The Materials Research Laboratory is renamed in honor of Frederick Seitz.

1994

Assistant Professor of Physics Mats A. Selen starts the Physics Van outreach program, using undergraduate students to bring the wonder and discovery of science to elementary school children throughout central Illinois. (In the next 12 years, more than 200 undergraduates will delight more than 80,000 children in more than 500 "Van shows.")

Scenes from Physics Van shows at Illinois elementary schools

Physics establishes, with NSF funding, a summer "research experiences for undergraduates" (REU) site program in complex systems.

Tony Liss is the "convener" of the collaboration at Fermilab that discovers the top quark.

1995

A new building linking the MRL and the CSL is completed to house the Science and Technology Center for Superconductivity and to provide new offices for the MRL.

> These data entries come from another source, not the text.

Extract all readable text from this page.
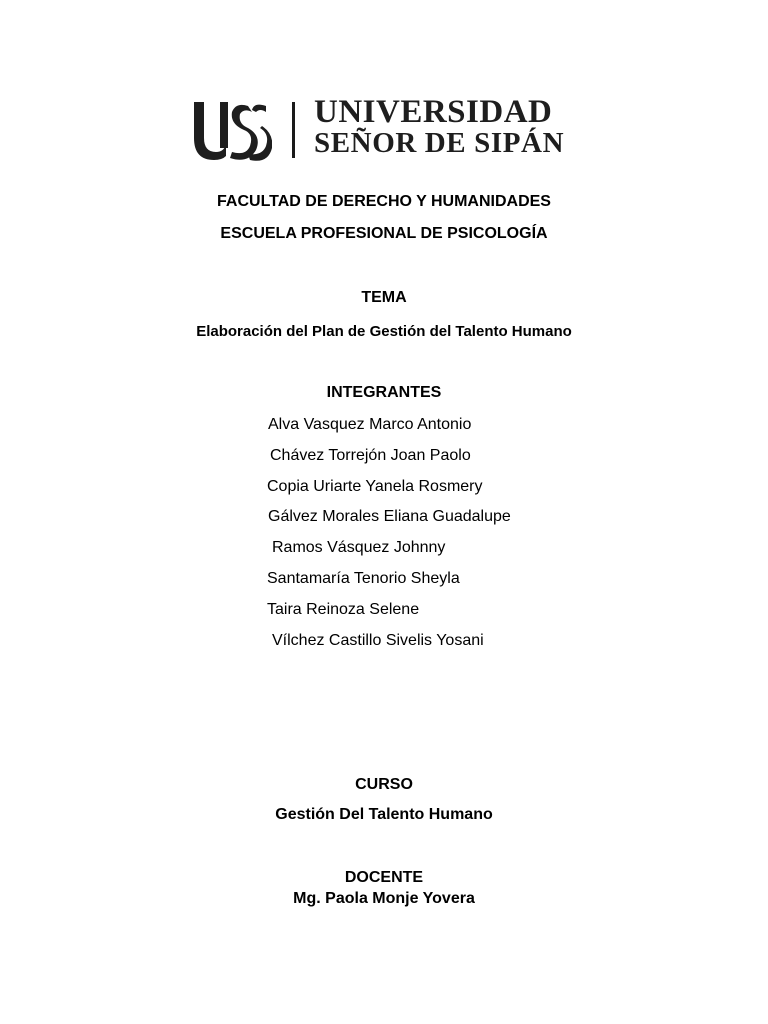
UNIVERSIDAD
SEÑOR DE SIPÁN
FACULTAD DE DERECHO Y HUMANIDADES
ESCUELA PROFESIONAL DE PSICOLOGÍA
TEMA
Elaboración del Plan de Gestión del Talento Humano
INTEGRANTES
Alva Vasquez Marco Antonio
Chávez Torrejón Joan Paolo
Copia Uriarte Yanela Rosmery
Gálvez Morales Eliana Guadalupe
Ramos Vásquez Johnny
Santamaría Tenorio Sheyla
Taira Reinoza Selene
Vílchez Castillo Sivelis Yosani
CURSO
Gestión Del Talento Humano
DOCENTE
Mg. Paola Monje Yovera
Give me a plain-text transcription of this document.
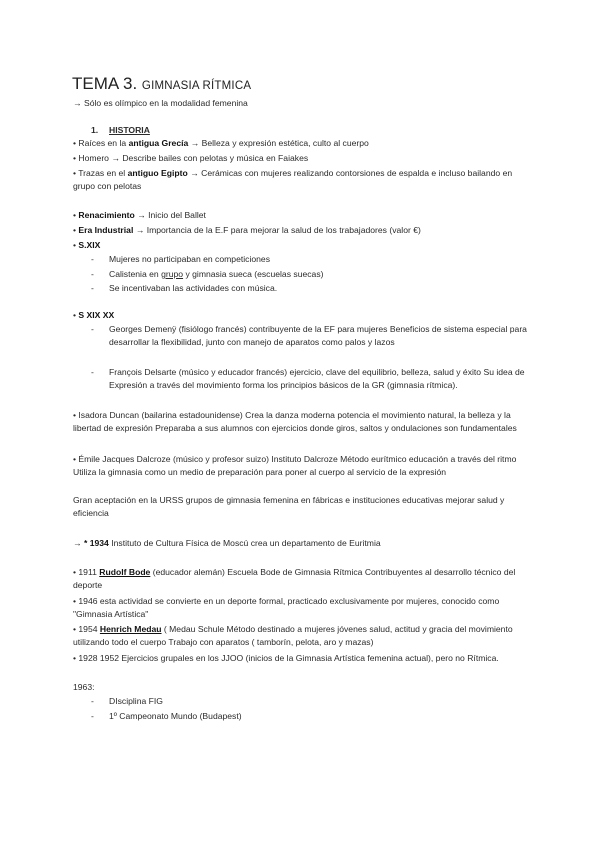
TEMA 3. GIMNASIA RÍTMICA
→ Sólo es olímpico en la modalidad femenina
1. HISTORIA
• Raíces en la antigua Grecía → Belleza y expresión estética, culto al cuerpo
• Homero → Describe bailes con pelotas y música en Faiakes
• Trazas en el antiguo Egipto → Cerámicas con mujeres realizando contorsiones de espalda e incluso bailando en grupo con pelotas
• Renacimiento → Inicio del Ballet
• Era Industrial → Importancia de la E.F para mejorar la salud de los trabajadores (valor €)
• S.XIX
- Mujeres no participaban en competiciones
- Calistenia en grupo y gimnasia sueca (escuelas suecas)
- Se incentivaban las actividades con música.
• S XIX XX
- Georges Demenÿ (fisiólogo francés) contribuyente de la EF para mujeres Beneficios de sistema especial para desarrollar la flexibilidad, junto con manejo de aparatos como palos y lazos
- François Delsarte (músico y educador francés) ejercicio, clave del equilibrio, belleza, salud y éxito Su idea de Expresión a través del movimiento forma los principios básicos de la GR (gimnasia rítmica).
• Isadora Duncan (bailarina estadounidense) Crea la danza moderna potencia el movimiento natural, la belleza y la libertad de expresión Preparaba a sus alumnos con ejercicios donde giros, saltos y ondulaciones son fundamentales
• Émile Jacques Dalcroze (músico y profesor suizo) Instituto Dalcroze Método eurítmico educación a través del ritmo Utiliza la gimnasia como un medio de preparación para poner al cuerpo al servicio de la expresión
Gran aceptación en la URSS grupos de gimnasia femenina en fábricas e instituciones educativas mejorar salud y eficiencia
→ * 1934 Instituto de Cultura Física de Moscú crea un departamento de Euritmia
• 1911 Rudolf Bode (educador alemán) Escuela Bode de Gimnasia Rítmica Contribuyentes al desarrollo técnico del deporte
• 1946 esta actividad se convierte en un deporte formal, practicado exclusivamente por mujeres, conocido como "Gimnasia Artística"
• 1954 Henrich Medau ( Medau Schule Método destinado a mujeres jóvenes salud, actitud y gracia del movimiento utilizando todo el cuerpo Trabajo con aparatos ( tamborín, pelota, aro y mazas)
• 1928 1952 Ejercicios grupales en los JJOO (inicios de la Gimnasia Artística femenina actual), pero no Rítmica.
1963:
- DIsciplina FIG
- 1º Campeonato Mundo (Budapest)
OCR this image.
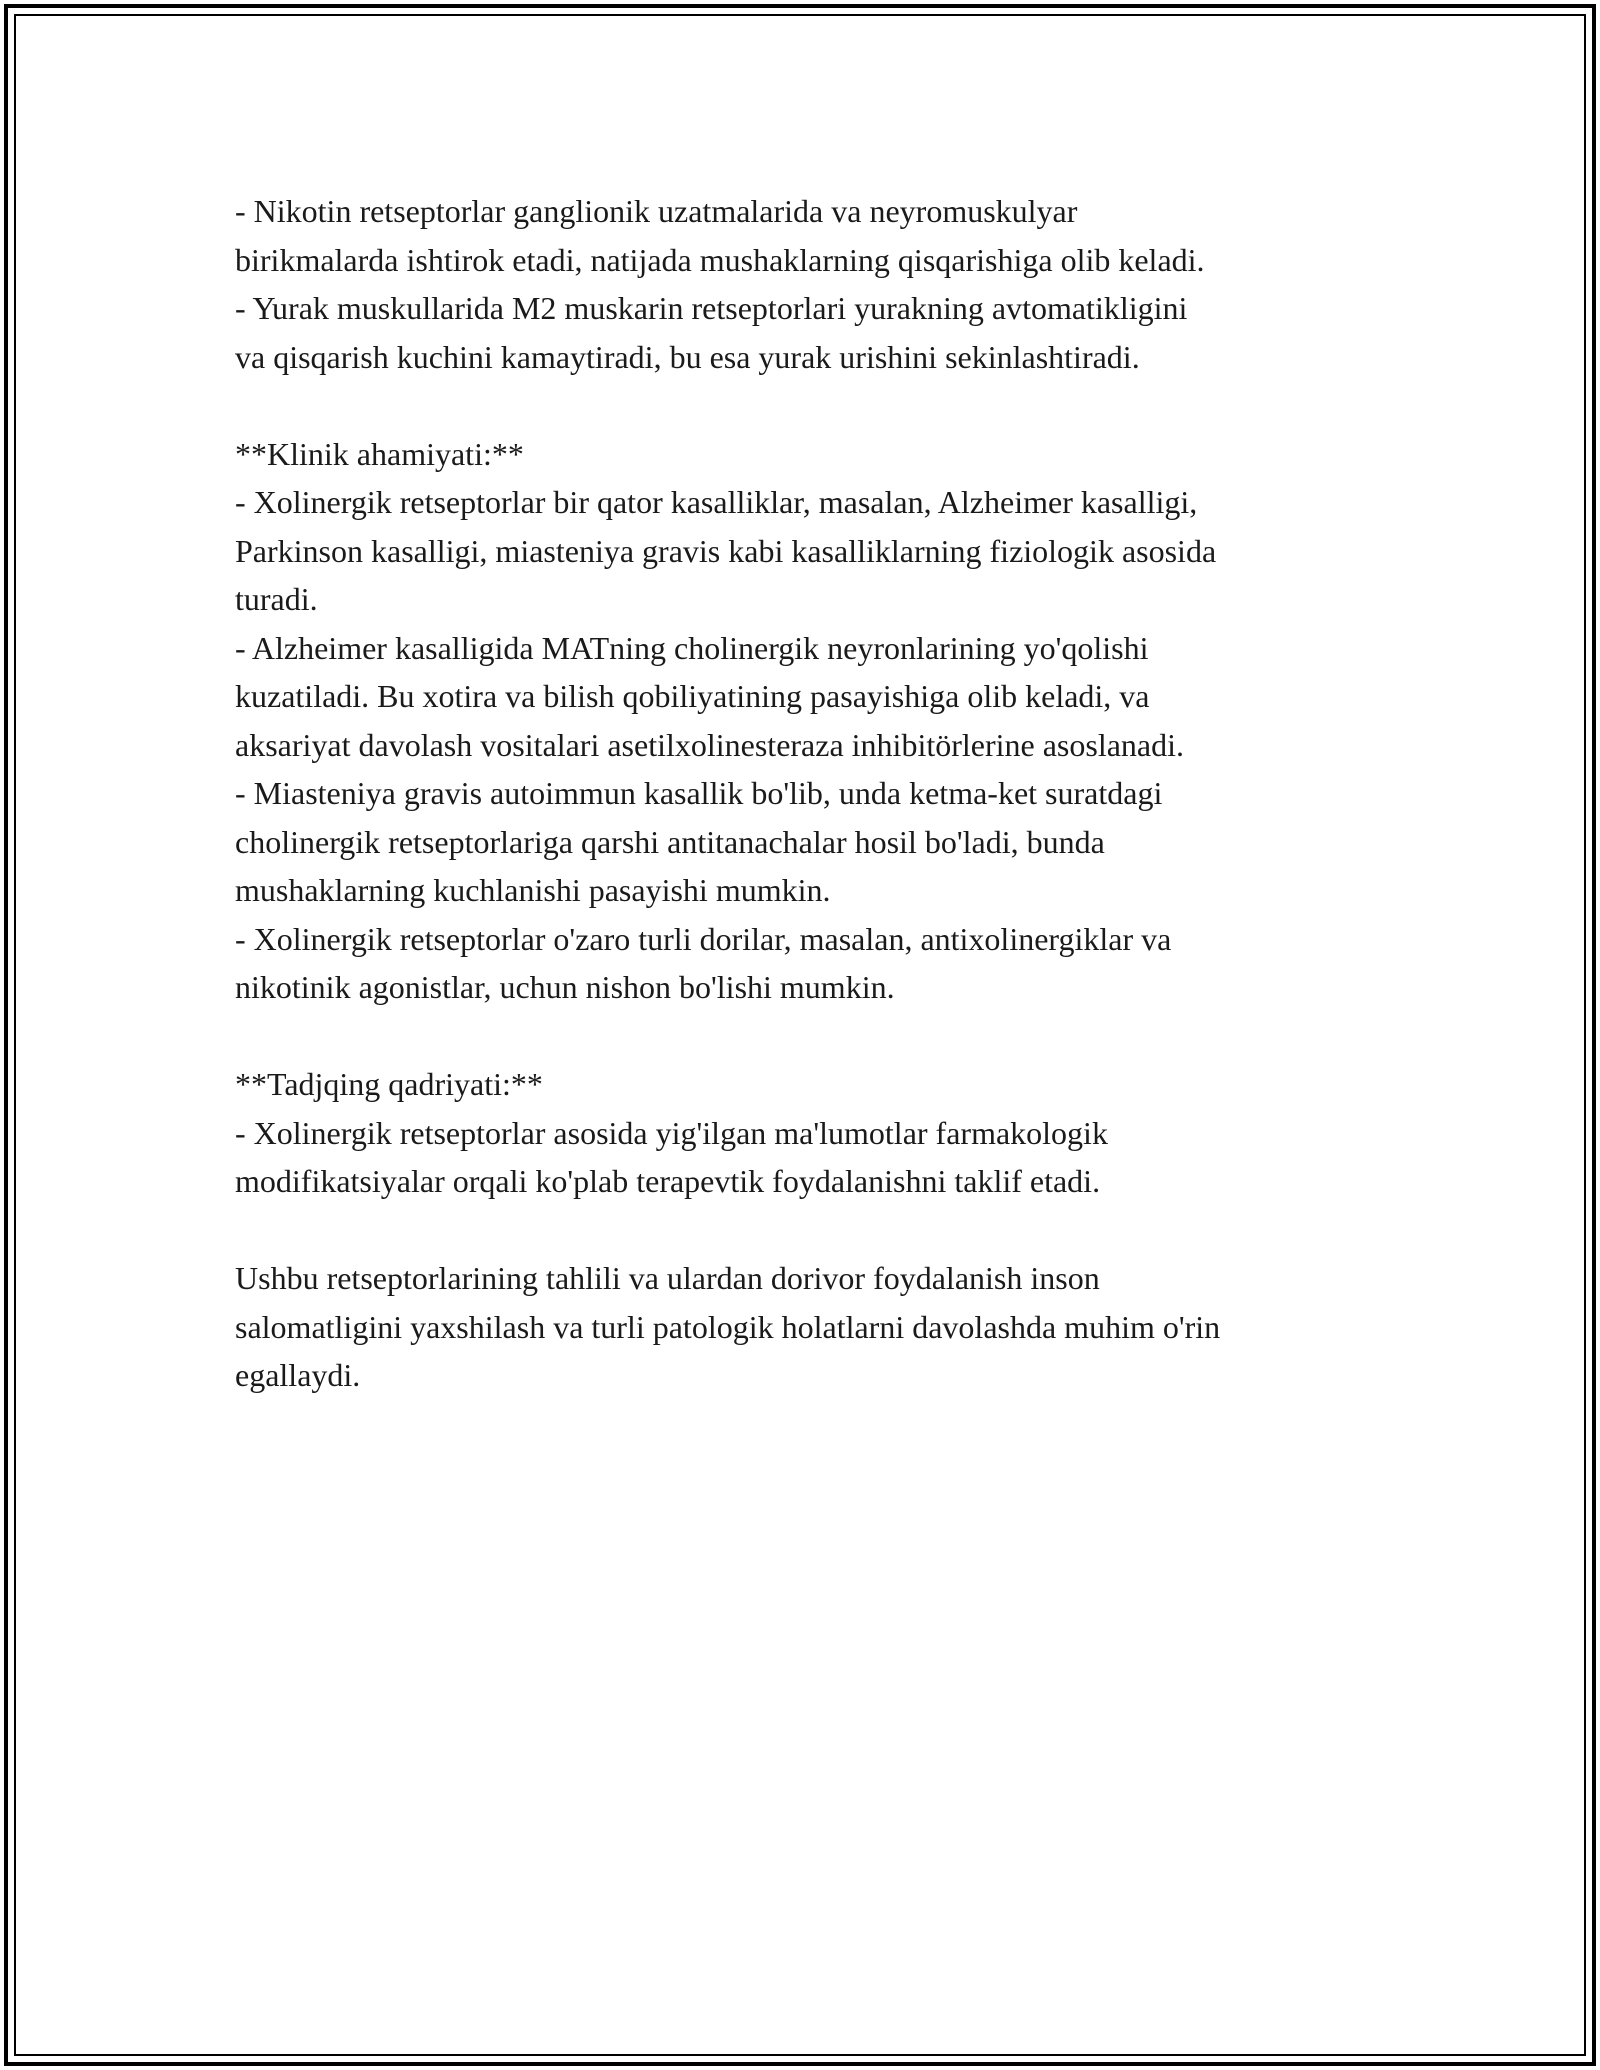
- Nikotin retseptorlar ganglionik uzatmalarida va neyromuskulyar
birikmalarda ishtirok etadi, natijada mushaklarning qisqarishiga olib keladi.
- Yurak muskullarida M2 muskarin retseptorlari yurakning avtomatikligini
va qisqarish kuchini kamaytiradi, bu esa yurak urishini sekinlashtiradi.
**Klinik ahamiyati:**
- Xolinergik retseptorlar bir qator kasalliklar, masalan, Alzheimer kasalligi,
Parkinson kasalligi, miasteniya gravis kabi kasalliklarning fiziologik asosida
turadi.
- Alzheimer kasalligida MATning cholinergik neyronlarining yo'qolishi
kuzatiladi. Bu xotira va bilish qobiliyatining pasayishiga olib keladi, va
aksariyat davolash vositalari asetilxolinesteraza inhibitörlerine asoslanadi.
- Miasteniya gravis autoimmun kasallik bo'lib, unda ketma-ket suratdagi
cholinergik retseptorlariga qarshi antitanachalar hosil bo'ladi, bunda
mushaklarning kuchlanishi pasayishi mumkin.
- Xolinergik retseptorlar o'zaro turli dorilar, masalan, antixolinergiklar va
nikotinik agonistlar, uchun nishon bo'lishi mumkin.
**Tadjqing qadriyati:**
- Xolinergik retseptorlar asosida yig'ilgan ma'lumotlar farmakologik
modifikatsiyalar orqali ko'plab terapevtik foydalanishni taklif etadi.
Ushbu retseptorlarining tahlili va ulardan dorivor foydalanish inson
salomatligini yaxshilash va turli patologik holatlarni davolashda muhim o'rin
egallaydi.
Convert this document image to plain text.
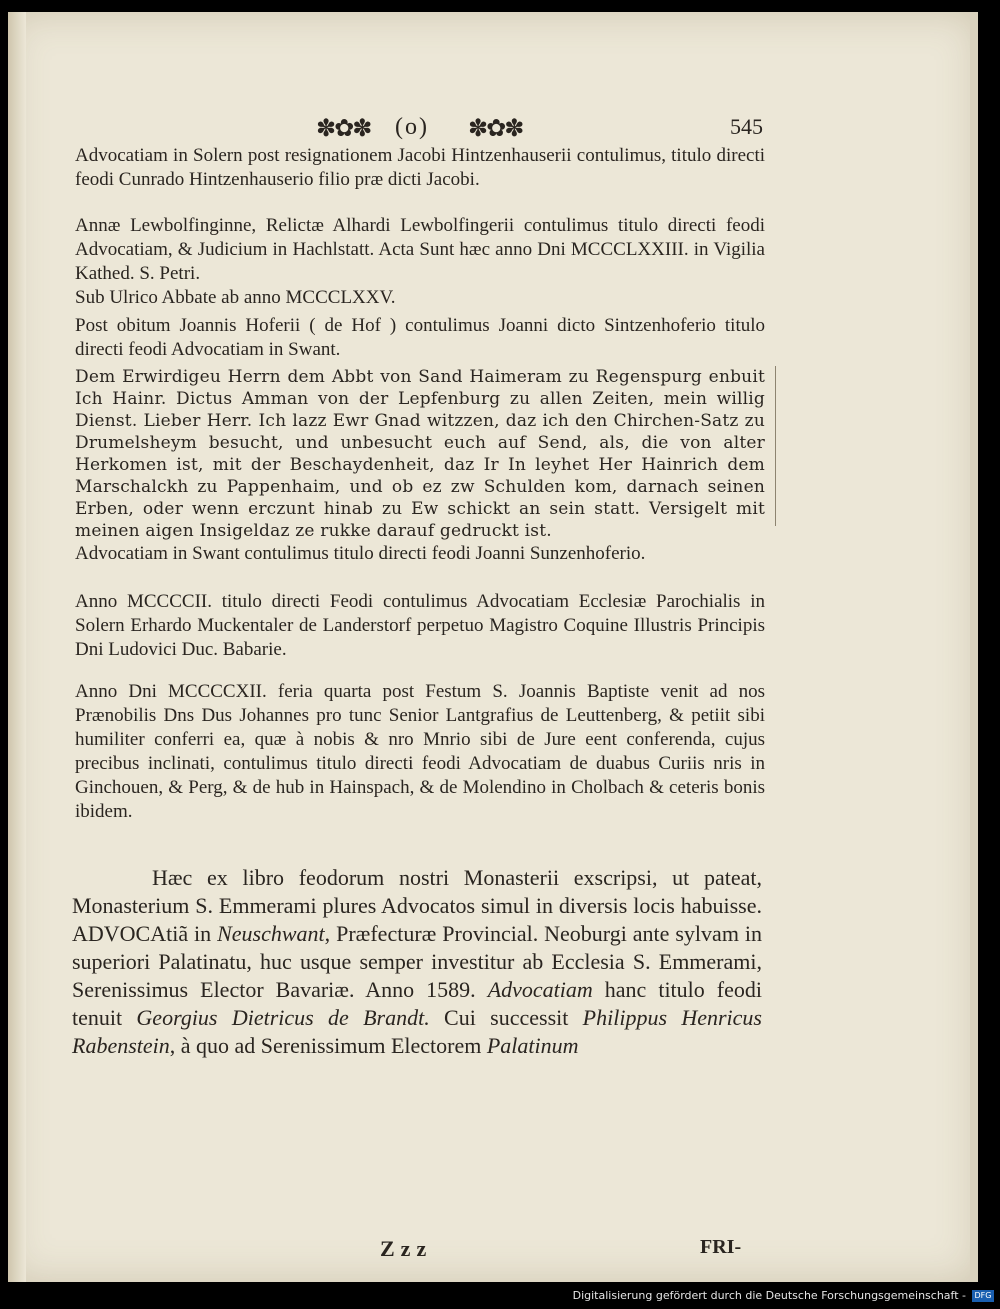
✽✿✽ ( o ) ✽✿✽	545
Advocatiam in Solern post resignationem Jacobi Hintzenhauserii contulimus, titulo directi feodi Cunrado Hintzenhauserio filio præ dicti Jacobi.
Annæ Lewbolfinginne, Relictæ Alhardi Lewbolfingerii contulimus titulo directi feodi Advocatiam, & Judicium in Hachlstatt. Acta Sunt hæc anno Dni MCCCLXXIII. in Vigilia Kathed. S. Petri.
Sub Ulrico Abbate ab anno MCCCLXXV.
Post obitum Joannis Hoferii ( de Hof ) contulimus Joanni dicto Sintzenhoferio titulo directi feodi Advocatiam in Swant.
Dem Erwirdigeu Herrn dem Abbt von Sand Haimeram zu Regenspurg enbuit Ich Hainr. Dictus Amman von der Lepfenburg zu allen Zeiten, mein willig Dienst. Lieber Herr. Ich lazz Ewr Gnad witzzen, daz ich den Chirchen-Satz zu Drumelsheym besucht, und unbesucht euch auf Send, als, die von alter Herkomen ist, mit der Beschaydenheit, daz Ir In leyhet Her Hainrich dem Marschalckh zu Pappenhaim, und ob ez zw Schulden kom, darnach seinen Erben, oder wenn erczunt hinab zu Ew schickt an sein statt. Versigelt mit meinen aigen Insigeldaz ze rukke darauf gedruckt ist.
Advocatiam in Swant contulimus titulo directi feodi Joanni Sunzenhoferio.
Anno MCCCCII. titulo directi Feodi contulimus Advocatiam Ecclesiæ Parochialis in Solern Erhardo Muckentaler de Landerstorf perpetuo Magistro Coquine Illustris Principis Dni Ludovici Duc. Babarie.
Anno Dni MCCCCXII. feria quarta post Festum S. Joannis Baptiste venit ad nos Prænobilis Dns Dus Johannes pro tunc Senior Lantgrafius de Leuttenberg, & petiit sibi humiliter conferri ea, quæ à nobis & nro Mnrio sibi de Jure eent conferenda, cujus precibus inclinati, contulimus titulo directi feodi Advocatiam de duabus Curiis nris in Ginchouen, & Perg, & de hub in Hainspach, & de Molendino in Cholbach & ceteris bonis ibidem.
Hæc ex libro feodorum nostri Monasterii exscripsi, ut pateat, Monasterium S. Emmerami plures Advocatos simul in diversis locis habuisse. ADVOCAtiã in Neuschwant, Præfecturæ Provincial. Neoburgi ante sylvam in superiori Palatinatu, huc usque semper investitur ab Ecclesia S. Emmerami, Serenissimus Elector Bavariæ. Anno 1589. Advocatiam hanc titulo feodi tenuit Georgius Dietricus de Brandt. Cui successit Philippus Henricus Rabenstein, à quo ad Serenissimum Electorem Palatinum
Zzz	FRI-
Digitalisierung gefördert durch die Deutsche Forschungsgemeinschaft -	DFG
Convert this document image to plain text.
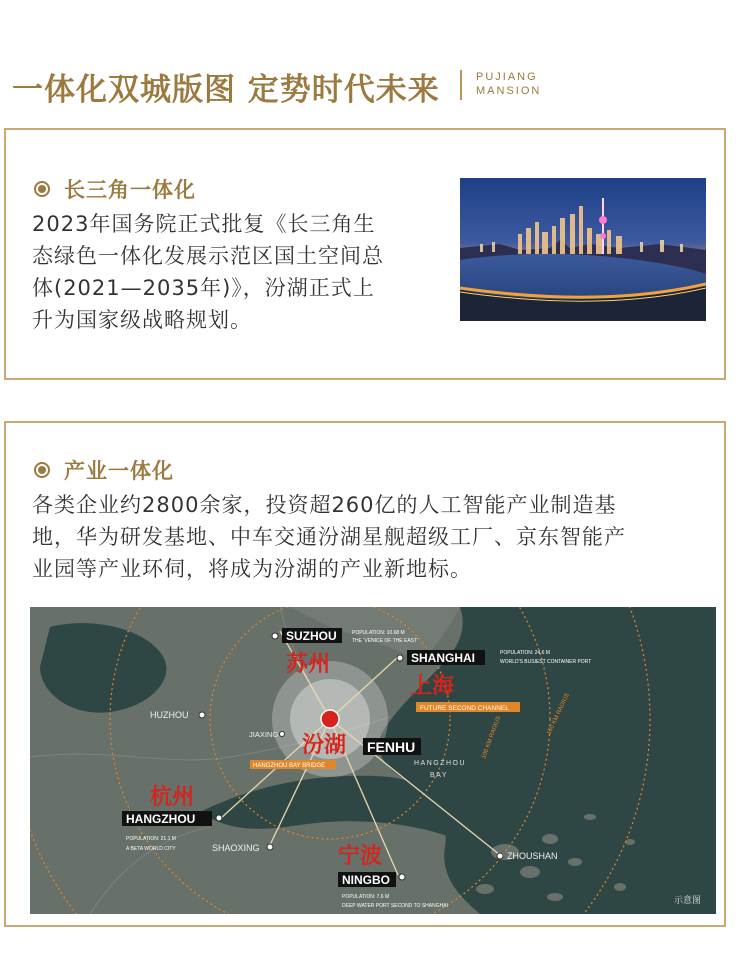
一体化双城版图 定势时代未来	PUJIANG
MANSION
长三角一体化
2023年国务院正式批复《长三角生
态绿色一体化发展示范区国土空间总
体(2021—2035年)》，汾湖正式上
升为国家级战略规划。
产业一体化
各类企业约2800余家，投资超260亿的人工智能产业制造基
地，华为研发基地、中车交通汾湖星舰超级工厂、京东智能产
业园等产业环伺，将成为汾湖的产业新地标。
SUZHOU	POPULATION: 10.68 M
THE 'VENICE OF THE EAST'
苏州	SHANGHAI	POPULATION: 24.6 M
WORLD'S BUSIEST CONTAINER PORT
上海
FUTURE SECOND CHANNEL
HUZHOU
JIAXING 汾湖 FENHU
HANGZHOU BAY BRIDGE	HANGZHOU
BAY
100 KM RADIUS
150 KM RADIUS
杭州
HANGZHOU
POPULATION: 21.1 M
A BETA WORLD CITY	SHAOXING	宁波
NINGBO
POPULATION: 7.6 M
DEEP WATER PORT SECOND TO SHANGHAI
ZHOUSHAN
示意图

A core group of high-energy and nuclear physics faculty, led by Gary Gladding, initiate a massive revision of the introductory physics sequence for engineers; Physics 106 is taught for the last time at Illinois.

1996

The Physics Van is invited to participate in the University of Wisconsin's Engineering Expo—and wins third prize!

1998

A Physics Advisory Board is created to provide advice and counsel on strategic issues facing the department.

Frederick Lamb is invested as the first holder of the Brand and Monica Fortner Endowed Chair in Theoretical Astrophysics, the department's first chair solely endowed for Physics and a gift of alumnus Brand Fortner (BS, '77; MS, '82; PhD, '93).

Dr. Brand Fortner speaking at the investiture of Frederick K. Lamb as the Brand and Monica Fortner Endowed Chair in Theoretical Astrophysics.  From left, Dr. Fortner, Professor Lamb, Professor Miles V. Klein, Chancellor (then Provost) Richard Herman.

A formal "physics education research" group is established by Gary Gladding and receives its first NSF funding to analyze and document the efficacy of the revised introductory curriculum.